Очевидно, из всех этих определений следует, что движение трансгуманизма нацелено на преодоление тех ограничений, которые присущи человеку, на выход за пределы собственно человеческого существования вплоть до того, чтобы вообще перестать быть людьми.
А вот о чем гласит один из принципов Декларации, принятой Всемирной трансгуманистической ассоциацией: «Мы защищаем благополучие всего того, что наделено чувствительностью, включая людей, других животных и любые будущие искусственные интеллекты, модифицированные формы жизни либо иные виды разума, которые могут возникнуть благодаря научным и технологическим достижениям»[428]. Здесь статус человека приравнивается к статусу животных и различных искусственно создаваемых форм жизни и разума. Иными словами, человек выступает в качестве лишь одной из возможных форм, одного из носителей жизни, интеллекта или разума. Именно последние, а не человек, как это принято в гуманизме, и наделяются высшей ценностью. Между тем в предыдущей версии Декларации говорилось о том, что трансгуманизм «включает в себя многие принципы современного гуманизма», однако в дальнейшем это утверждение было опущено. Можно допустить, что в этом проявляется стремление более основательно и недвусмысленно размежеваться с гуманизмом.
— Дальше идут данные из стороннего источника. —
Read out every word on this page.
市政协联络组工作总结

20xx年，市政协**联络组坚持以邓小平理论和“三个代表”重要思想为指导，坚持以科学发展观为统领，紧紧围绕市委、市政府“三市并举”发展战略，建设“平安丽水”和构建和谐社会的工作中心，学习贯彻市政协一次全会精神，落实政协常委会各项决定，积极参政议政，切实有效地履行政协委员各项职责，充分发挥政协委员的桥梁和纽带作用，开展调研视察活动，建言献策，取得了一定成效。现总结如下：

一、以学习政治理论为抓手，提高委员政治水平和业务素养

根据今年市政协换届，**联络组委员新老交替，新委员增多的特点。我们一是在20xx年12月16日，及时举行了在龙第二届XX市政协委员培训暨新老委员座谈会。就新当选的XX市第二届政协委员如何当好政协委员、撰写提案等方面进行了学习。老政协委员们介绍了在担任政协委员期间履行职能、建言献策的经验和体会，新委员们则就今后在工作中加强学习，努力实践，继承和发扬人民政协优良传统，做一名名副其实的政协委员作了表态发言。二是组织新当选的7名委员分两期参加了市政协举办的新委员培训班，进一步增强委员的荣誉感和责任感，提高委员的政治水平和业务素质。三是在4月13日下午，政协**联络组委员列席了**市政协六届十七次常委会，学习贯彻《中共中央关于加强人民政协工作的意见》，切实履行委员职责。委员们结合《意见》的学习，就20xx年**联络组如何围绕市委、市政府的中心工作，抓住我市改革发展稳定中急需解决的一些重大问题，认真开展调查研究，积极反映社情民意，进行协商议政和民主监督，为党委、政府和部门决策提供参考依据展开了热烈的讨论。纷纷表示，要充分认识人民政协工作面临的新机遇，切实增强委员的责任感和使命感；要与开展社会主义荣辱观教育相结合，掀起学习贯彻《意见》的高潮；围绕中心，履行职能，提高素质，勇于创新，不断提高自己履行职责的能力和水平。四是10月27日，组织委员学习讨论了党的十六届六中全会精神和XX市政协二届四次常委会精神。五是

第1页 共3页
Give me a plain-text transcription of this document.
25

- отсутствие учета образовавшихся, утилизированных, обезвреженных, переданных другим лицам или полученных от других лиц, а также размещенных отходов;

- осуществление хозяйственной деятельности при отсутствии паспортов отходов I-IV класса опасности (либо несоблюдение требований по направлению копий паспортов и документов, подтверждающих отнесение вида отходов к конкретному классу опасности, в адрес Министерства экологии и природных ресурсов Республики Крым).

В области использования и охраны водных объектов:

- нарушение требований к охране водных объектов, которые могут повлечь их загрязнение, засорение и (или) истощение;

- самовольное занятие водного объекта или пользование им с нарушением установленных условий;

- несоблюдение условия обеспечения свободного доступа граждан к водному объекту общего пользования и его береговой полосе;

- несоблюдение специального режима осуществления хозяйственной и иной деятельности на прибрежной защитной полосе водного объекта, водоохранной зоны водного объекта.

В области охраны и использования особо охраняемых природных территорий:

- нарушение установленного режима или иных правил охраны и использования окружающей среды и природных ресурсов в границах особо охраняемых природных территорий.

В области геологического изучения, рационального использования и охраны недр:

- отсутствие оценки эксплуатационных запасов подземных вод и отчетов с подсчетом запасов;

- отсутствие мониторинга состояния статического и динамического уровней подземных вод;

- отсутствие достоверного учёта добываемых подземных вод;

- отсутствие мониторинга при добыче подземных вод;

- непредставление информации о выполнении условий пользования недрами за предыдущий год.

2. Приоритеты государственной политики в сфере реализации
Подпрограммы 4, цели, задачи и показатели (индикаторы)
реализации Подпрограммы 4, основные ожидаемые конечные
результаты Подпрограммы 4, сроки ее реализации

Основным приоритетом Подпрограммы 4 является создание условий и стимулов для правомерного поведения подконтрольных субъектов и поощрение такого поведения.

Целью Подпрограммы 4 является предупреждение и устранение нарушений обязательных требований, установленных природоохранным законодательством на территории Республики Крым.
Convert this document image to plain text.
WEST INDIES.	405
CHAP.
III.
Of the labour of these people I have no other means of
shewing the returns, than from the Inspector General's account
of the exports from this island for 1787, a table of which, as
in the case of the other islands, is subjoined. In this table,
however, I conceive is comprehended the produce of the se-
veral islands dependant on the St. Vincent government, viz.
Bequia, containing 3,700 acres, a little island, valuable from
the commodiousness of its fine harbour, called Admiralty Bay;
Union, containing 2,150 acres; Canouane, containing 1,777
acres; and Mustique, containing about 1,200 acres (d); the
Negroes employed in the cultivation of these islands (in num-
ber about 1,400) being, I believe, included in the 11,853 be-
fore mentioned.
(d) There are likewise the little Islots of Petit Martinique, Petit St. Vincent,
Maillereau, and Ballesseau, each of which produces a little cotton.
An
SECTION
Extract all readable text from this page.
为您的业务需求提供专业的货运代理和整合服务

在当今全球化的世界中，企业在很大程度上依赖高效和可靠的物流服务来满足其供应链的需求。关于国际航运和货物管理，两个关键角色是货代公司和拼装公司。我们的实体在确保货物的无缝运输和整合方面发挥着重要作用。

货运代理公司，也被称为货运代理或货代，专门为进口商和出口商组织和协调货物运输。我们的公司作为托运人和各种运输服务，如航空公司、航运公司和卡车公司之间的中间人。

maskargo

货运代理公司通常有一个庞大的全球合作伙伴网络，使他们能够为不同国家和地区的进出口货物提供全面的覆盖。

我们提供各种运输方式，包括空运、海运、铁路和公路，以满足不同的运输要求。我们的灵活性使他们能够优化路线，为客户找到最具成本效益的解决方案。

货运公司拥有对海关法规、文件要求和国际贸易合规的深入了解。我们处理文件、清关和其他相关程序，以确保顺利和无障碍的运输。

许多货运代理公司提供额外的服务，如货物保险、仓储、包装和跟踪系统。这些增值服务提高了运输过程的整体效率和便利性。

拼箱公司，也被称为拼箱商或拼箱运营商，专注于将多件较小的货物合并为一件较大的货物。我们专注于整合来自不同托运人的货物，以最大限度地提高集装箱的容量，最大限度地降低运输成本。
Вообще говоря, нервом противостояния между сторонниками трансгуманизма и их оппонентами можно считать расхождение двух ценностных установок в отношении к природе человека. Для того чтобы эксплицировать их, имеет смысл обратиться прежде всего к хорошо известной оппозиции «естественного» и «искусственного». Отметим, что оба члена этой фундаментальной для всякой культуры оппозиции несут в себе очень мощный ценностный заряд, который для каждого из противопоставляемых понятий бывает положительным либо отрицательным.
(1) «Естественное» может восприниматься как дикое, неосвоенное, чуждое, неокультуренное, хаотичное, неорганизованное, неразумное, как источник опасностей и угроз. Тогда «искусственное», напротив, будет представляться освоенным, окультуренным и своим, близким, организованным, упорядоченным, а также и тем, что дает прибежище и защиту.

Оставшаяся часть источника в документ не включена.